Categories
Blogging Web

Why Hasn’t Anyone Figured Out How To Do Feed Searches?

For searching the web in general most people go to Google or perhaps Yahoo. For the last couple of weeks I’ve been interested in just searching through feeds (RSS and ATOM) for information. Say I wanted to track what people are saying about PostgreSQL. This can’t really be done with the traditional search engines (Google, Yahoo, etc) because they base their results on popularity (in one form or another). This doesn’t help me because I’m interested in what people are saying right now, not who has said the most popular thing. So I started using the feed search sites to see how they stacked up. The results were extremely disappointing.

Technorati
These guys have probably been around as long as anybody in the feed search area. They not only allow simple searches, but if you put in a URL they’ll give you a list of all the recent links to that URL. This feature is handy, but is extremely limited because once a link to a URL is no longer “current” then it drops off the list. There doesn’t appear to be any way to get a list of all the pages that have ever linked to a given URL.

The regular term search provides a similar results page from feeds that are considered “current”. Once again there doesn’t appear to be a way to get results further back than “current”. After using this for awhile to find out what people are saying about PostgreSQL I found that their database appeared to be updated in a rather jittery way. There were some occasions where I was able to find an entry about PostgreSQL via other sources that were more recent than all of the “current” results from Technorati. I’m not talking about a close couple of hours, but between one and two days. Technorati’s search also has a problem that is common among feed search sites, lots of entry duplicates. When almost 50% of the search results are duplicates the search becomes almost useless.

Technorati supports being pinged for feed updates, which is supported by Ping-o-Matic. There seems to be problems here also, in some cases it has taken days for some of my entries to show up in search results. In rare occasions some of entries never made it into search results. There are several points were this failure could have happened, but the result was the same, feed entries that should have been in search results but weren’t.

They have some additional for-pay features and also show advertising on their search results page. This looks like their only two forms of revenue, hopefully it is enough.

Bloglines
Although Bloglines primary service is as a feed aggregator they also have the ability to “Search All Blogs”. The Bloglines search has more options than Technorati, allowing options like: all of these words, exact phrase, at least one of these words, without these words, sort by popularity or date. The search can be limited to all blogs, only your subscriptions and excluding your subscriptions. The search looks up not just entries that have search terms in them but blog titles and descriptions that contains those terms.

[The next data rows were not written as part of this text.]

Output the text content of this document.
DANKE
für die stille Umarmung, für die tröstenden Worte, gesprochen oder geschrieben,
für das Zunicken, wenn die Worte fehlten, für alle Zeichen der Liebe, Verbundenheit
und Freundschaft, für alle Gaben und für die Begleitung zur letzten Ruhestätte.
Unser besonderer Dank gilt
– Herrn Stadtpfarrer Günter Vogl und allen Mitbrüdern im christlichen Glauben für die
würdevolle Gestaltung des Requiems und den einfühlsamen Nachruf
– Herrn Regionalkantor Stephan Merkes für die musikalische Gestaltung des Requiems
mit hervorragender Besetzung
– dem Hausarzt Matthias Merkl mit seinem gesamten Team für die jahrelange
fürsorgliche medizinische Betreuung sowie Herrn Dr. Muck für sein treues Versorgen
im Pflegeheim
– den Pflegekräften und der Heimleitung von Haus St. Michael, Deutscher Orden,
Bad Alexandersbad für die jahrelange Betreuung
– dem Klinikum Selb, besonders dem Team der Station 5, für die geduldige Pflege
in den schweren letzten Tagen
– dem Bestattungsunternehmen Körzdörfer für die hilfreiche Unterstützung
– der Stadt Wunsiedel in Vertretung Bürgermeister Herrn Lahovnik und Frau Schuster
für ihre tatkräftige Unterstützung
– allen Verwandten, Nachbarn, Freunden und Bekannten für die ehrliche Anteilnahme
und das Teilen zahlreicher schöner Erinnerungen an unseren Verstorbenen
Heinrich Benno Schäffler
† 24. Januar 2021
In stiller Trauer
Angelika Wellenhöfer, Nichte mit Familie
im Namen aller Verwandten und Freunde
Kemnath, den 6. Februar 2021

Because Bloglines is already keeping all of the feed entries around for their aggregator accounts their search is limited to Technorati’s idea of “current” pages. They don’t have Technorati’s ability to lookup entries that link to a given URL in their search they do keep track of references per entry in their aggregator. This is a nice trade off for the aggregator, but it makes their search a little lacking, especially if you use this feature in Technorati a lot.

Perhaps it is because their primary focus in feed aggregating, they seem to be more up to date than Technorati. Unfortunately their search results are chock full of duplicates. I suspect this also stems from their aggregator focus. Bloglines doesn’t appear to support being pinged when a feed is updated. At the very least they aren’t listed on Ping-o-Matic.

Bloglines doesn’t display any advertisements, but they do have some for pay services. Just like Technorati I have to wonder if this will be enough to keep them going.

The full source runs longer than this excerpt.